I finally did it, I read a Sarah Waters book and I loved it.  Her books have been on my list for a while now but I always seemed to get distracted by something else.  When I found The Little Stranger for a dollar, I could no longer pass it up. The problem, or maybe it wasn't a problem, was that as soon as I bought it, I had a uncontrollable urge to read it.  Every time I picked something else up, this book cried out "No, Read Me!".  Once I obeyed, I couldn't put it down.

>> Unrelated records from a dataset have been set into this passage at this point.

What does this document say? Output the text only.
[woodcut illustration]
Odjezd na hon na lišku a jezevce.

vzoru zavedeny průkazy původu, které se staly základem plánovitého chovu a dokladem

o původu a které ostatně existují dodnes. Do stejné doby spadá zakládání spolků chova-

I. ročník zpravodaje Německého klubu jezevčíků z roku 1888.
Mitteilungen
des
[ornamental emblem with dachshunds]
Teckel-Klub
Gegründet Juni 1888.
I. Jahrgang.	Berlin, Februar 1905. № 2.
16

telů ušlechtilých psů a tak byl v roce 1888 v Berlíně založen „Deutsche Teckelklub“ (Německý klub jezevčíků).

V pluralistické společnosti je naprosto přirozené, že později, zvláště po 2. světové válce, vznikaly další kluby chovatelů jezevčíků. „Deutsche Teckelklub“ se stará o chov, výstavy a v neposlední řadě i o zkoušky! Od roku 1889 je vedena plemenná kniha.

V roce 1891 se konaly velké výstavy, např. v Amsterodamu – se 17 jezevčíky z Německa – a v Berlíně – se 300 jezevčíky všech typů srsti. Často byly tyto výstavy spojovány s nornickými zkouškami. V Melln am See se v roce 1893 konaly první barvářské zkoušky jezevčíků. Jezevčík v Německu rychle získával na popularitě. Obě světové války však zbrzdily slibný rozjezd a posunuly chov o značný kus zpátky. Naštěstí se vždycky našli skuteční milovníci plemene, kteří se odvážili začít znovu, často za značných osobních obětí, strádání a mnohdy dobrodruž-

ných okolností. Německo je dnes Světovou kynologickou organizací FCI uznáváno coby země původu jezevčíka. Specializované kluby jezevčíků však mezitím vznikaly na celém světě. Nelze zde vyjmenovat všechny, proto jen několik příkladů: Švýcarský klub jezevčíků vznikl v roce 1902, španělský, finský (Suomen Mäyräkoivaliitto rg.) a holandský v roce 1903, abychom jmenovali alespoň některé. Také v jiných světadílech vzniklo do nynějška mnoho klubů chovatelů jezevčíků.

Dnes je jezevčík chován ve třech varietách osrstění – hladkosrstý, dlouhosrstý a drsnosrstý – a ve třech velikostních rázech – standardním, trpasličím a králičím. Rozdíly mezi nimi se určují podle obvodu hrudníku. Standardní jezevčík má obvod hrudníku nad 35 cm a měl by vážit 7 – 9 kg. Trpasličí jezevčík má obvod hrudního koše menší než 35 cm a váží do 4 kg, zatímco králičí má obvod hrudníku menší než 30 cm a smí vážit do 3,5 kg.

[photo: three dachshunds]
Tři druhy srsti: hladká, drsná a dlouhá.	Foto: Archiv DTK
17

I found myself getting lost not only in the story of this family but in the Hall itself.  I'm not sure one can be separated from the other.  The story of the Hall is the story of the family.  As the rate of decline speeds up in the Hall, it speeds up in the family.  Where one suffers a setback, so does the other.  There is no clear line of where they begin or end.  The fact that the decline is told in such lyrically descriptive detail kept me glued to the story and left me feeling a little cheated once the last page was turned.

Everything in this book is flawed.  There is no one thing or person that doesn't have a trace of that decay running through it.  This is a land and it's people that are struggling to find their way again after the war and their story is told through the lives of the Hall and it's inhabitants.  The tension and sense of foreboding that runs throughout the pages kept building in small waves that slowly started to submerge the characters and the Hall in a flood of terror and utter despair.

When I first started the book I was under the impression that Dr. Faraday was going to be the hero of the tale, but as I got to know him more, I'm not at all convinced that he wasn't behind the slow descent into madness that took place.  Whether or not the troubles took place at the hands of some supernatural force, Dr. Faraday's growing obsession with the Hall, or some combination of both, Dr. Faraday was at the heart of a lot of it.  He, more than any other character, illustrated for me the dangers of a new world that doesn't quite make sense anymore. 

As a quick side note, I've never thought of myself as a fan of Gothic fiction.  But lately I've found myself almost enraptured by the whole genre and have recently picked up several more book and plan on picking up even more.  I'm really enjoying myself as I get lost in the type of storytelling that takes place.  I'm not sure if this change in my taste is permanent or not, but I'm going have fun while it lasts.